Monitoring, Maintenance and Ontology Management

Both the ontology and database should be monitored and maintained over time to ensure that they are up-to-date and accurate. Therefore, the ontology, graph model and graph database need updating over time with continual improvement and optimisation. This process needs to be backed up by monitoring the data quality and performance of the knowledge graph.

The following are some of the activities involved in monitoring and maintaining an ontology:

Updating the ontology: The ontology should be updated periodically to reflect changes in the domain knowledge and requirements. This involves adding new concepts and relationships, removing outdated ones, and modifying existing ones. The updates should be based on input from domain experts and stakeholders.

Version control: The ontology should be managed using a version control system to keep track of the changes and versions over time. Using this ensures that the ontology is consistent and reproducible. It also allows for easy rollback in case of errors or issues.

Quality assurance: The ontology should be monitored for quality, such as consistency, completeness, and accuracy. This can be done using automated tools and manual inspections, and should involve domain experts and stakeholders.

Usage monitoring: The usage of the ontology should be monitored over time to evaluate its impact and effectiveness. This can be done using metrics such as query frequency, user feedback, and citation analysis.

Community engagement: The ontology should be promoted and supported by a community of users and stakeholders who can provide feedback, use cases, and contributions. This can be done through outreach, training, and collaboration activities.

Integration with other systems: The ontology should be integrated with other systems and workflows, such as databases, applications, and decision support systems. This ensures that the ontology is utilised effectively and efficiently, and that the data and knowledge are integrated and interoperable.

Ontology Governance

Ontology governance is integral to enabling semantic application development in an enterprise setting. It involves establishing policies, procedures, and guidelines for ontology development, maintenance, and usage, as well as assigning roles and responsibilities to the stakeholders involved in the process.

Establishing ownership and stewardship is an important first step when implementing ontology governance. This means determining who owns the ontology and who is responsible for its maintenance and updates over time.

Ontology governance and ontology management, discussed previously, are not the same thing. Ontology management focuses on the technical aspects of managing the ontology data, such as storage, retrieval, and integration with other systems. It involves using ontology editors, version control systems, and other software tools to create, edit, store, and retrieve ontology data.
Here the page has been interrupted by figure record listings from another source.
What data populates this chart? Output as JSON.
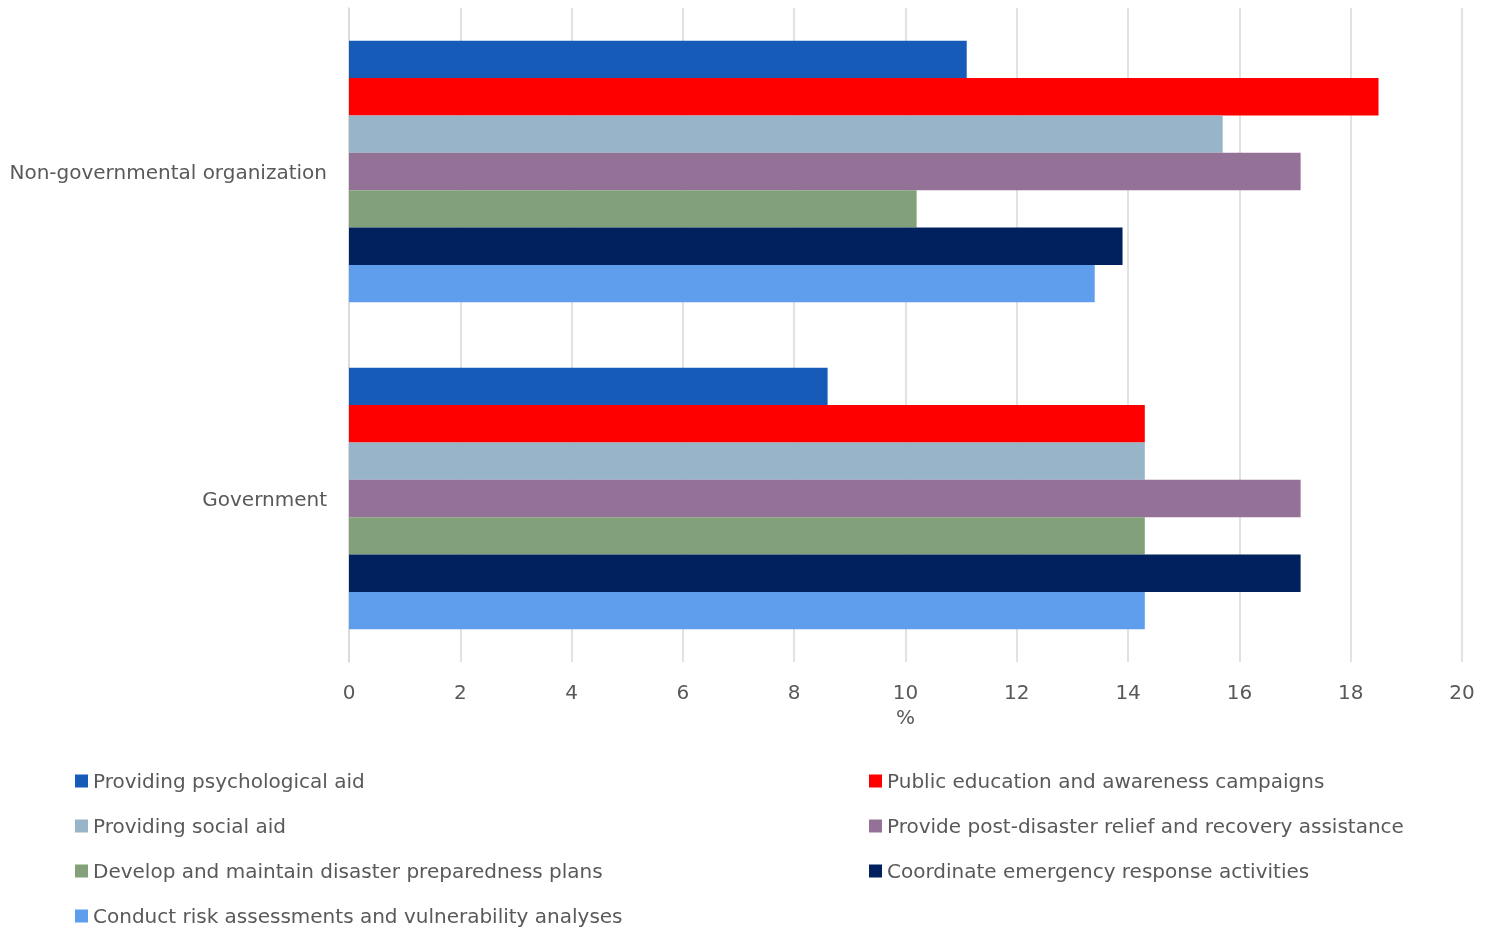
{
  "chart_data": {
    "type": "bar",
    "orientation": "horizontal",
    "categories": [
      "Non-governmental organization",
      "Government"
    ],
    "xlabel": "%",
    "xlim": [
      0,
      20
    ],
    "xticks": [
      0,
      2,
      4,
      6,
      8,
      10,
      12,
      14,
      16,
      18,
      20
    ],
    "grid": "x",
    "legend": "bottom",
    "series": [
      {
        "name": "Providing psychological aid",
        "color": "#155bb7",
        "values": [
          11.1,
          8.6
        ]
      },
      {
        "name": "Public education and awareness campaigns",
        "color": "#ff0000",
        "values": [
          18.5,
          14.3
        ]
      },
      {
        "name": "Providing social aid",
        "color": "#98b4c8",
        "values": [
          15.7,
          14.3
        ]
      },
      {
        "name": "Provide post-disaster relief and recovery assistance",
        "color": "#947196",
        "values": [
          17.1,
          17.1
        ]
      },
      {
        "name": "Develop and maintain disaster preparedness plans",
        "color": "#82a17b",
        "values": [
          10.2,
          14.3
        ]
      },
      {
        "name": "Coordinate emergency response activities",
        "color": "#00205e",
        "values": [
          13.9,
          17.1
        ]
      },
      {
        "name": "Conduct risk assessments and vulnerability analyses",
        "color": "#5f9eec",
        "values": [
          13.4,
          14.3
        ]
      }
    ]
  }
}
Ontology governance, on the other hand, focuses on the processes that the management work procedures work within, including establishing policies and procedures for the management of the ontology. It involves assigning ownership, establishing quality control, and managing the lifecycle of the ontology. It can be said that ontology governance is a broader concept than ontology management. Without governance, management activities may not effectively meet an organisation's objectives.